Councillor's property stake and vote to be investigated

 

THE STANDARDS in Public Office Commission is to investigate alleged contraventions of the ethical framework for the local government service by Labour Dublin city councillor Oisín Quinn.

The complaint against Mr Quinn relates to his participation in votes on the draft Dublin City Council’s development plan while he had an interest in a property in the city. The property, which Mr Quinn has declared in his annual declaration of interests, is 84-93 Lower Mount Street, the majority of which is occupied by the Revenue Commissioners. Mr Quinn continues to have a one-sixth interest in the property.
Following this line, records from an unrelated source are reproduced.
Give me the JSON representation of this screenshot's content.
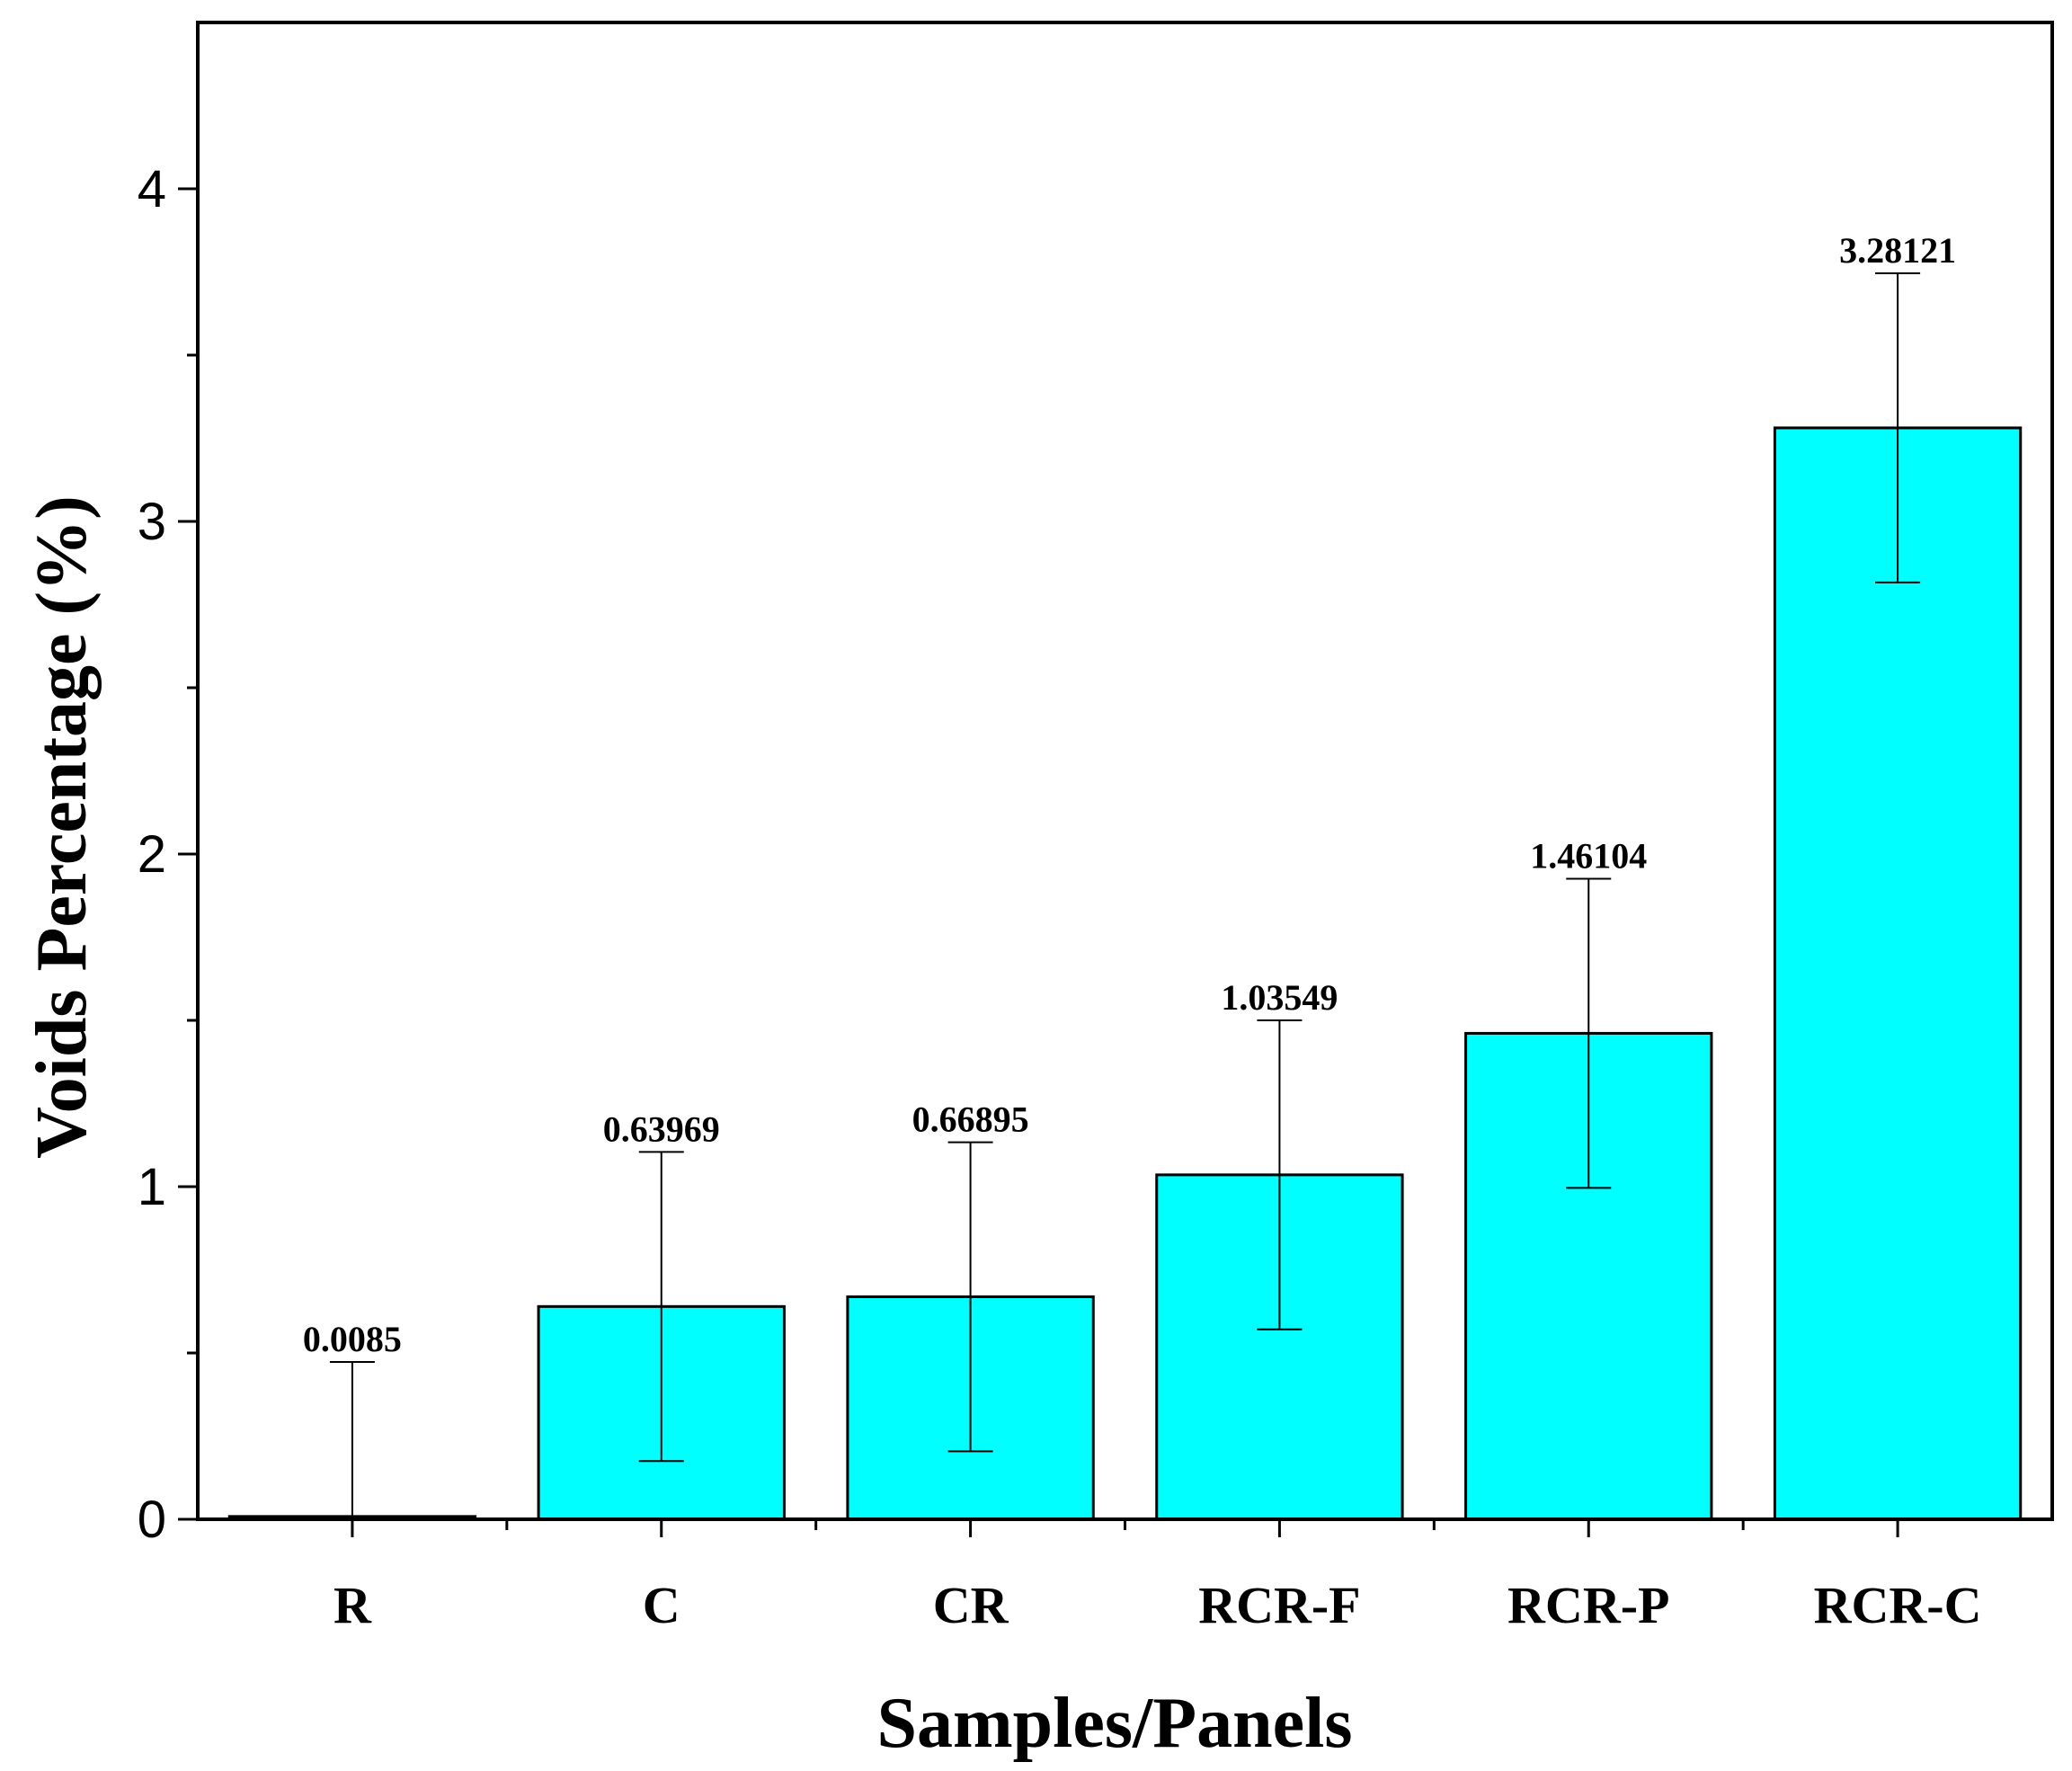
{
  "chart_data": {
    "type": "bar",
    "title": "",
    "xlabel": "Samples/Panels",
    "ylabel": "Voids Percentage (%)",
    "categories": [
      "R",
      "C",
      "CR",
      "RCR-F",
      "RCR-P",
      "RCR-C"
    ],
    "values": [
      0.0085,
      0.63969,
      0.66895,
      1.03549,
      1.46104,
      3.28121
    ],
    "value_labels": [
      "0.0085",
      "0.63969",
      "0.66895",
      "1.03549",
      "1.46104",
      "3.28121"
    ],
    "error_plus_minus": [
      0.4646,
      0.4646,
      0.4646,
      0.4646,
      0.4646,
      0.4646
    ],
    "ylim": [
      0,
      4.5
    ],
    "yticks": [
      0,
      1,
      2,
      3,
      4
    ],
    "ytick_labels": [
      "0",
      "1",
      "2",
      "3",
      "4"
    ],
    "bar_color": "#00FFFF",
    "grid": false,
    "legend": "none"
  }
}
A public sitting of the commission will be held next Monday to investigate the complaint submitted by Michael Smith, editor of Village magazine and formerly of An Taisce, and Independent councillor Cieran Perry. They wrote to the commission on November 23rd, 2010.

According to the commission, the investigation will take place under the Ethics in Public Office Acts 1995 and 2001 (the Ethics Acts) and part 15 of the Local Government Act 2001. Mr Quinn said the same complaint had previously been made to the council’s ethics registrar and had been rejected.

“I believe I behaved with exemplary care and transparency,” Mr Quinn, a nephew of Minister for Education Ruairí Quinn, said.

“I believe I followed not just the letter but also the spirit of the ethical framework. I took advice by asking the city manager, senior city planners and the city law agent for their view and, importantly, I followed their advice and did it transparently by putting it on the record at the start of the meeting.”

The complaint from Mr Smith and Mr Perry states Mr Quinn had an interest in the “substantial and valuable” property and acknowledges that he has disclosed this to the council in writing as required.

The complainants argue that Mr Quinn should have refrained from voting on matters relating to the development plan.

They argue that he breached the ethics provisions of the Local Government Act 2001 and the associated code of conduct for councillors on a number of grounds, one of which was “through his speaking persuasively to, and voting for, other resolutions in . . . July 2010 which would have allowed increases in heights across the inner city including for his own property on Lower Mount Street”.

The complaint continues: “His disclosure before the 2010 meeting was not accompanied by his leaving the chamber and refraining from voting.”

The council’s ethics registrar previously told Mr Smith and Mr Perry: “I am satisfied that there has been no breach of the ethics framework contained in the Local Government Act 2001 and the code of conduct for councillors.”